Dass die Knierim-Yacht auch bei Windgeschwindigkeit einfach zu beherrschen ist, davon konnten wir uns nach einem Steuermannswechsel überzeugen: die 4,40 Meter breite Yacht mit ihrem 3,20 Meter tief gehenden Kiel ließ sich so leicht wie eine Jolle segeln. Sie krängte auch bei aufkommenden Böen kaum zur Seite. Dafür sorgt eine fünf Tonnen schwere Ballastbombe aus Blei am Ende des Kiels als Gegengewicht zur großen Segelfläche. Als dann auf Vorwindkursen das Vorsegel gegen einen 200 Quadratmeter großen bunten Genaker getauscht wurde, bewegte sich die Speedometeranzeige sogar in den zweistelligen Bereich.
Dabei ist die „Tognum“ kein total spartanisch eingerichteter Racer für Rekordfahrten, sondern eine Yacht mit einer bewohnbaren Einrichtung. Das Interieur der Tognum plante die Werft zusammen mit dem Eigner. Es besticht nicht nur durch seine große Zweckmäßigkeit, sondern auch durch ein modernes, minimalistisches Design mit Edelholzapplikationen und Polsterbezügen aus Segeltuch. Eine funktionellen Pantry mit Corean-Arbeitsfläche, Spülbecken, Kühl- und zusätzlichem Gefrierschrank sowie viel Stauraum und elektrischem, halbkardanisch aufgehängten Heißluftherd mit Glaskeramik Kochfeldern und eingebauter Microwelle macht deutlich, dass die Tognum auch für längere Törns konzipiert wurde. Zwar bietet die Yacht des Technologiekonzerns nur Rohrkojen für die acht- bis elfköpfige Crew, allerdings gibt es durch Schränke, Schubladen und Regale ausreichend Stauraum für sie. Der Crew stehen zwei Nasszellen, von denen eine auch als Dusche genutzt werden kann, zur Verfügung.

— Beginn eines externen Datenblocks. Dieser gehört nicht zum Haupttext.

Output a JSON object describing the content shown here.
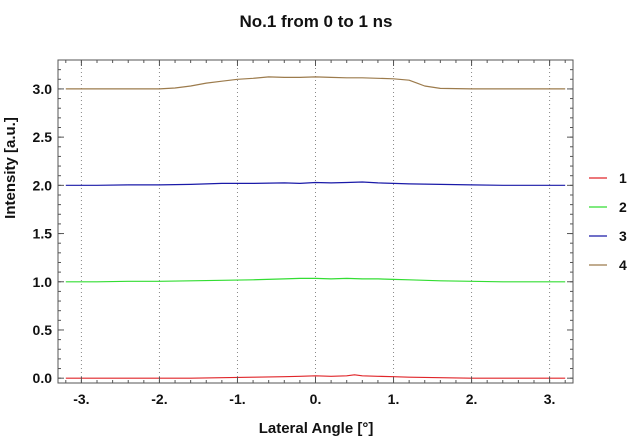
{
  "chart_data": {
    "type": "line",
    "title": "No.1  from 0 to 1 ns",
    "xlabel": "Lateral Angle [°]",
    "ylabel": "Intensity [a.u.]",
    "xlim": [
      -3.3,
      3.3
    ],
    "ylim": [
      -0.05,
      3.3
    ],
    "xticks": [
      -3,
      -2,
      -1,
      0,
      1,
      2,
      3
    ],
    "xtick_labels": [
      "-3.",
      "-2.",
      "-1.",
      "0.",
      "1.",
      "2.",
      "3."
    ],
    "yticks": [
      0.0,
      0.5,
      1.0,
      1.5,
      2.0,
      2.5,
      3.0
    ],
    "ytick_labels": [
      "0.0",
      "0.5",
      "1.0",
      "1.5",
      "2.0",
      "2.5",
      "3.0"
    ],
    "grid": "vertical dotted",
    "legend": "right",
    "series": [
      {
        "name": "1",
        "color": "#e0262a",
        "x": [
          -3.2,
          -2.8,
          -2.4,
          -2.0,
          -1.6,
          -1.2,
          -0.8,
          -0.4,
          -0.2,
          0.0,
          0.2,
          0.4,
          0.5,
          0.6,
          0.8,
          1.0,
          1.2,
          1.6,
          2.0,
          2.4,
          2.8,
          3.2
        ],
        "y": [
          0.0,
          0.0,
          0.0,
          0.0,
          0.0,
          0.005,
          0.01,
          0.015,
          0.02,
          0.025,
          0.02,
          0.025,
          0.035,
          0.025,
          0.02,
          0.015,
          0.01,
          0.005,
          0.0,
          0.0,
          0.0,
          0.0
        ]
      },
      {
        "name": "2",
        "color": "#33dd33",
        "x": [
          -3.2,
          -2.8,
          -2.4,
          -2.0,
          -1.6,
          -1.2,
          -0.8,
          -0.4,
          -0.2,
          0.0,
          0.2,
          0.4,
          0.6,
          0.8,
          1.0,
          1.2,
          1.6,
          2.0,
          2.4,
          2.8,
          3.2
        ],
        "y": [
          1.0,
          1.0,
          1.005,
          1.005,
          1.01,
          1.015,
          1.02,
          1.03,
          1.035,
          1.035,
          1.03,
          1.035,
          1.03,
          1.03,
          1.025,
          1.02,
          1.01,
          1.005,
          1.0,
          1.0,
          1.0
        ]
      },
      {
        "name": "3",
        "color": "#1a1aa8",
        "x": [
          -3.2,
          -2.8,
          -2.4,
          -2.0,
          -1.6,
          -1.2,
          -0.8,
          -0.4,
          -0.2,
          0.0,
          0.2,
          0.4,
          0.6,
          0.8,
          1.0,
          1.2,
          1.6,
          2.0,
          2.4,
          2.8,
          3.2
        ],
        "y": [
          2.0,
          2.0,
          2.005,
          2.005,
          2.01,
          2.02,
          2.02,
          2.025,
          2.02,
          2.03,
          2.025,
          2.03,
          2.035,
          2.025,
          2.02,
          2.015,
          2.01,
          2.005,
          2.0,
          2.0,
          2.0
        ]
      },
      {
        "name": "4",
        "color": "#9c7b4c",
        "x": [
          -3.2,
          -2.8,
          -2.4,
          -2.0,
          -1.8,
          -1.6,
          -1.4,
          -1.2,
          -1.0,
          -0.8,
          -0.6,
          -0.4,
          -0.2,
          0.0,
          0.2,
          0.4,
          0.6,
          0.8,
          1.0,
          1.2,
          1.3,
          1.4,
          1.6,
          2.0,
          2.4,
          2.8,
          3.2
        ],
        "y": [
          3.0,
          3.0,
          3.0,
          3.0,
          3.01,
          3.03,
          3.06,
          3.08,
          3.1,
          3.11,
          3.125,
          3.12,
          3.12,
          3.125,
          3.12,
          3.115,
          3.115,
          3.11,
          3.105,
          3.09,
          3.06,
          3.03,
          3.005,
          3.0,
          3.0,
          3.0,
          3.0
        ]
      }
    ]
  }
}
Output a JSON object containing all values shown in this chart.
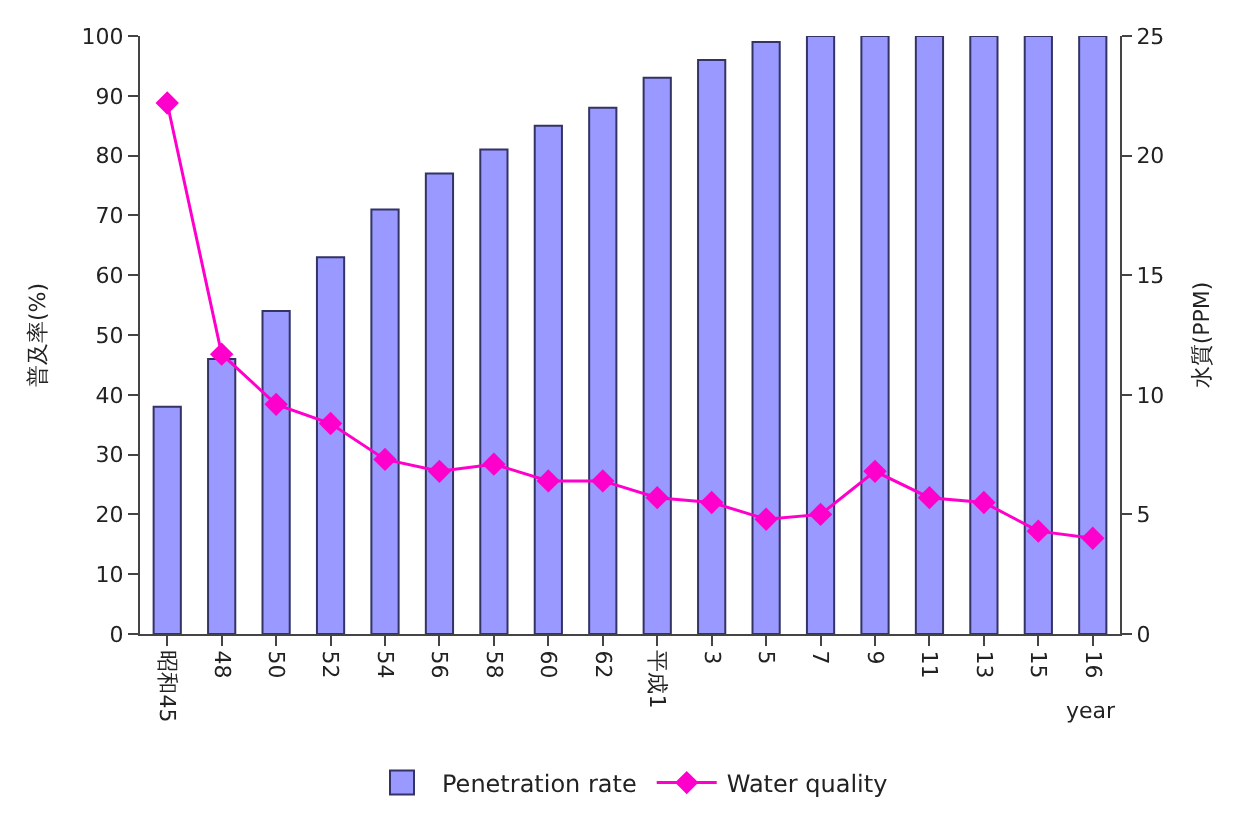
{
  "chart_data": {
    "type": "bar",
    "categories": [
      "昭和45",
      "48",
      "50",
      "52",
      "54",
      "56",
      "58",
      "60",
      "62",
      "平成1",
      "3",
      "5",
      "7",
      "9",
      "11",
      "13",
      "15",
      "16"
    ],
    "xlabel": "year",
    "ylabel": "普及率(%)",
    "y2label": "水質(PPM)",
    "series": [
      {
        "name": "Penetration rate",
        "color": "#9999ff",
        "values": [
          38,
          46,
          54,
          63,
          71,
          77,
          81,
          85,
          88,
          93,
          96,
          99,
          100,
          100,
          100,
          100,
          100,
          100
        ]
      },
      {
        "name": "Water quality",
        "type": "line",
        "axis": "y2",
        "color": "#ff00cc",
        "marker": "diamond",
        "values": [
          22.2,
          11.7,
          9.6,
          8.8,
          7.3,
          6.8,
          7.1,
          6.4,
          6.4,
          5.7,
          5.5,
          4.8,
          5.0,
          6.8,
          5.7,
          5.5,
          4.3,
          4.0
        ]
      }
    ],
    "ylim": [
      0,
      100
    ],
    "yticks": [
      0,
      10,
      20,
      30,
      40,
      50,
      60,
      70,
      80,
      90,
      100
    ],
    "y2lim": [
      0,
      25
    ],
    "y2ticks": [
      0,
      5,
      10,
      15,
      20,
      25
    ],
    "grid": false,
    "legend": "bottom"
  }
}
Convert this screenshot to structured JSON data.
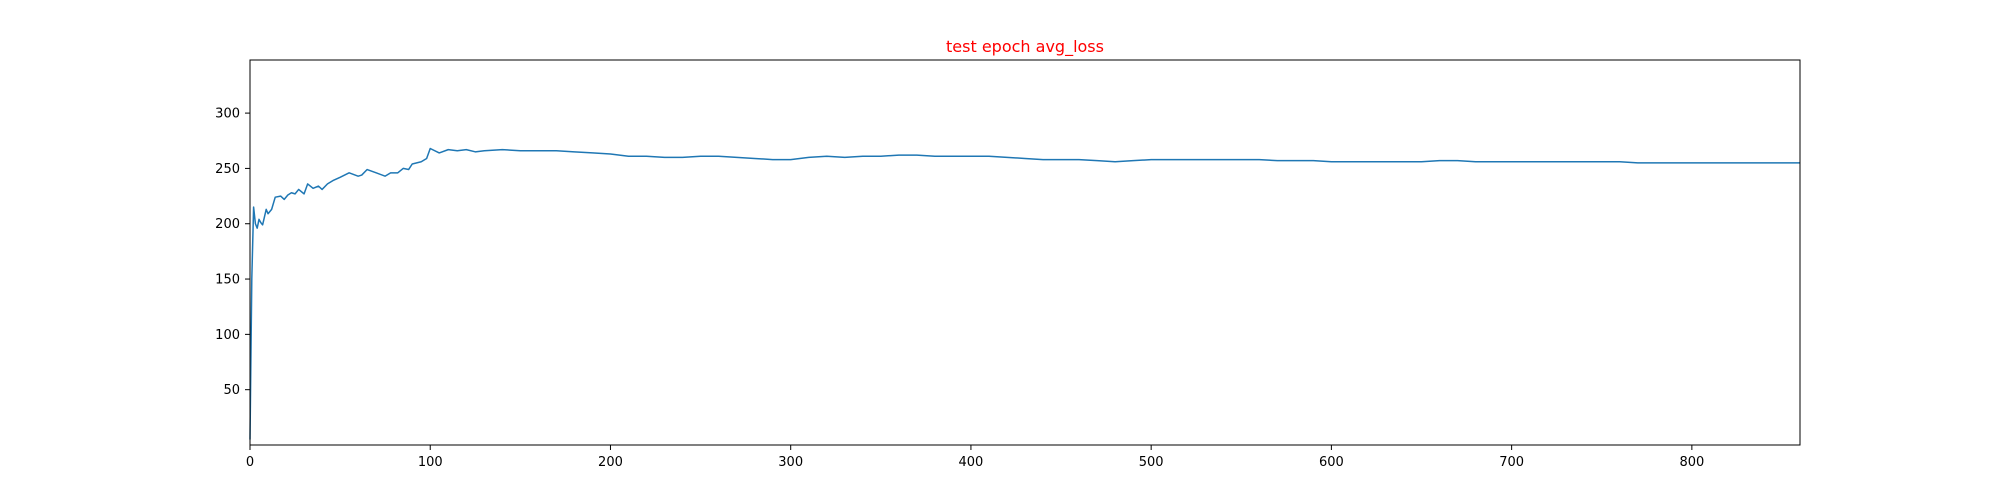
{
  "chart_data": {
    "type": "line",
    "title": "test epoch avg_loss",
    "title_color": "#ff0000",
    "xlabel": "",
    "ylabel": "",
    "xlim": [
      0,
      860
    ],
    "ylim": [
      0,
      348
    ],
    "grid": false,
    "legend": "none",
    "x_ticks": [
      0,
      100,
      200,
      300,
      400,
      500,
      600,
      700,
      800
    ],
    "y_ticks": [
      50,
      100,
      150,
      200,
      250,
      300
    ],
    "series": [
      {
        "color": "#1f77b4",
        "points": [
          [
            0,
            5
          ],
          [
            1,
            150
          ],
          [
            2,
            215
          ],
          [
            3,
            200
          ],
          [
            4,
            196
          ],
          [
            5,
            204
          ],
          [
            6,
            201
          ],
          [
            7,
            199
          ],
          [
            8,
            206
          ],
          [
            9,
            213
          ],
          [
            10,
            209
          ],
          [
            12,
            213
          ],
          [
            14,
            224
          ],
          [
            17,
            225
          ],
          [
            19,
            222
          ],
          [
            21,
            226
          ],
          [
            23,
            228
          ],
          [
            25,
            227
          ],
          [
            27,
            231
          ],
          [
            30,
            227
          ],
          [
            32,
            236
          ],
          [
            35,
            232
          ],
          [
            38,
            234
          ],
          [
            40,
            231
          ],
          [
            43,
            236
          ],
          [
            46,
            239
          ],
          [
            50,
            242
          ],
          [
            55,
            246
          ],
          [
            60,
            243
          ],
          [
            62,
            244
          ],
          [
            65,
            249
          ],
          [
            70,
            246
          ],
          [
            75,
            243
          ],
          [
            78,
            246
          ],
          [
            82,
            246
          ],
          [
            85,
            250
          ],
          [
            88,
            249
          ],
          [
            90,
            254
          ],
          [
            95,
            256
          ],
          [
            98,
            259
          ],
          [
            100,
            268
          ],
          [
            105,
            264
          ],
          [
            110,
            267
          ],
          [
            115,
            266
          ],
          [
            120,
            267
          ],
          [
            125,
            265
          ],
          [
            130,
            266
          ],
          [
            140,
            267
          ],
          [
            150,
            266
          ],
          [
            160,
            266
          ],
          [
            170,
            266
          ],
          [
            180,
            265
          ],
          [
            190,
            264
          ],
          [
            200,
            263
          ],
          [
            210,
            261
          ],
          [
            220,
            261
          ],
          [
            230,
            260
          ],
          [
            240,
            260
          ],
          [
            250,
            261
          ],
          [
            260,
            261
          ],
          [
            270,
            260
          ],
          [
            280,
            259
          ],
          [
            290,
            258
          ],
          [
            300,
            258
          ],
          [
            310,
            260
          ],
          [
            320,
            261
          ],
          [
            330,
            260
          ],
          [
            340,
            261
          ],
          [
            350,
            261
          ],
          [
            360,
            262
          ],
          [
            370,
            262
          ],
          [
            380,
            261
          ],
          [
            390,
            261
          ],
          [
            400,
            261
          ],
          [
            410,
            261
          ],
          [
            420,
            260
          ],
          [
            430,
            259
          ],
          [
            440,
            258
          ],
          [
            450,
            258
          ],
          [
            460,
            258
          ],
          [
            470,
            257
          ],
          [
            480,
            256
          ],
          [
            490,
            257
          ],
          [
            500,
            258
          ],
          [
            510,
            258
          ],
          [
            520,
            258
          ],
          [
            530,
            258
          ],
          [
            540,
            258
          ],
          [
            550,
            258
          ],
          [
            560,
            258
          ],
          [
            570,
            257
          ],
          [
            580,
            257
          ],
          [
            590,
            257
          ],
          [
            600,
            256
          ],
          [
            610,
            256
          ],
          [
            620,
            256
          ],
          [
            630,
            256
          ],
          [
            640,
            256
          ],
          [
            650,
            256
          ],
          [
            660,
            257
          ],
          [
            670,
            257
          ],
          [
            680,
            256
          ],
          [
            690,
            256
          ],
          [
            700,
            256
          ],
          [
            710,
            256
          ],
          [
            720,
            256
          ],
          [
            730,
            256
          ],
          [
            740,
            256
          ],
          [
            750,
            256
          ],
          [
            760,
            256
          ],
          [
            770,
            255
          ],
          [
            780,
            255
          ],
          [
            790,
            255
          ],
          [
            800,
            255
          ],
          [
            810,
            255
          ],
          [
            820,
            255
          ],
          [
            830,
            255
          ],
          [
            840,
            255
          ],
          [
            850,
            255
          ],
          [
            860,
            255
          ]
        ]
      }
    ]
  }
}
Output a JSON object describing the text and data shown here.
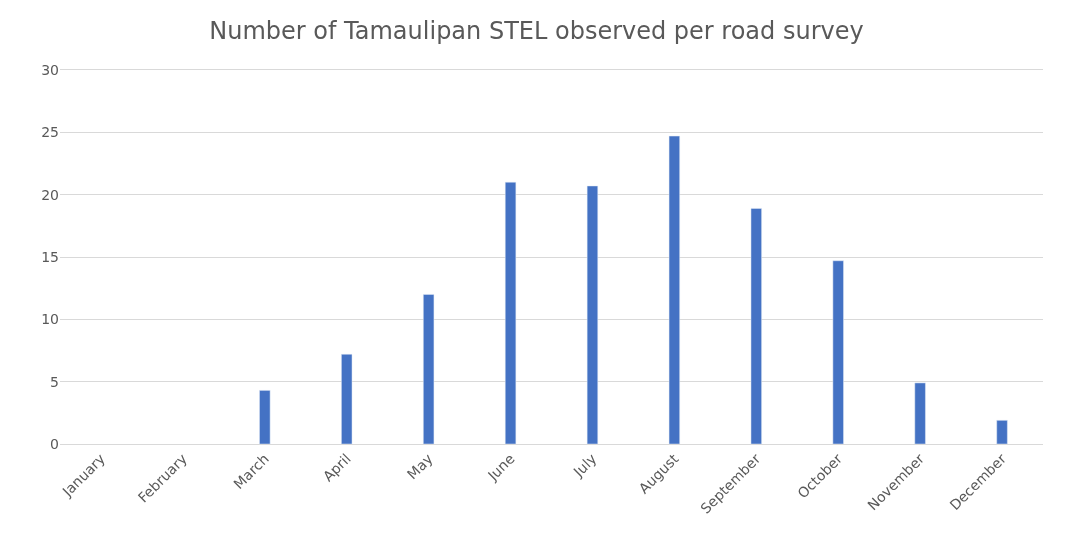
{
  "chart_data": {
    "type": "bar",
    "title": "Number of Tamaulipan STEL observed per road survey",
    "categories": [
      "January",
      "February",
      "March",
      "April",
      "May",
      "June",
      "July",
      "August",
      "September",
      "October",
      "November",
      "December"
    ],
    "values": [
      null,
      null,
      4.3,
      7.2,
      12.0,
      21.0,
      20.7,
      24.7,
      18.9,
      14.7,
      4.9,
      1.9
    ],
    "color": "#4472c4",
    "ylim": [
      0,
      30
    ],
    "yticks": [
      0,
      5,
      10,
      15,
      20,
      25,
      30
    ],
    "grid": "y"
  }
}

Neben ihrer Funktionalität als eine Art Clubschiff präsentiert die „Tognum“ mit einer EmpireBus-Spannungs-Verteilungsanlage ein zeitgemäßes Energiesystem, durch das weniger Kupferkabel verlegt werden musste und somit Gewicht gespart werden konnte. Darüber hinaus hat die Yacht einen Dieselmotor eines italienischen Herstellers erhalten, der durch hauseigene Ingenieure optimiert wurde. Ein leichter Fischer-Panda-Generator sorgt für Elektrizität beim Segeln, wenn sich die Batteriekapazität erschöpft.
Das geringe Gewicht der Yacht, die das große Geschwindigkeitspotential ermöglicht, ist allerdings in erster Linie auf die hochfeste Leichtbauweise von Knierim zurückzuführen. Durch moderne Werkstoffe wie Kevlar, Karbon und E-Glas sowie einem PVC-Hartschaumkern entstehen besonders leichte Rümpfe und Decks, die zur Gewinnung einer optimalen Festigkeit in einer Art riesigem Ofen getempert, sprich gebacken werden.
Rund 1,3 Millionen Euro kostet eine derartige Yacht aus der High-tech-Werft am Ufer des Nord-Ostsee-Kanals. Für den Togum-Konzern mit seinen fast 9.000 Mitarbeitern eine gute Anlage.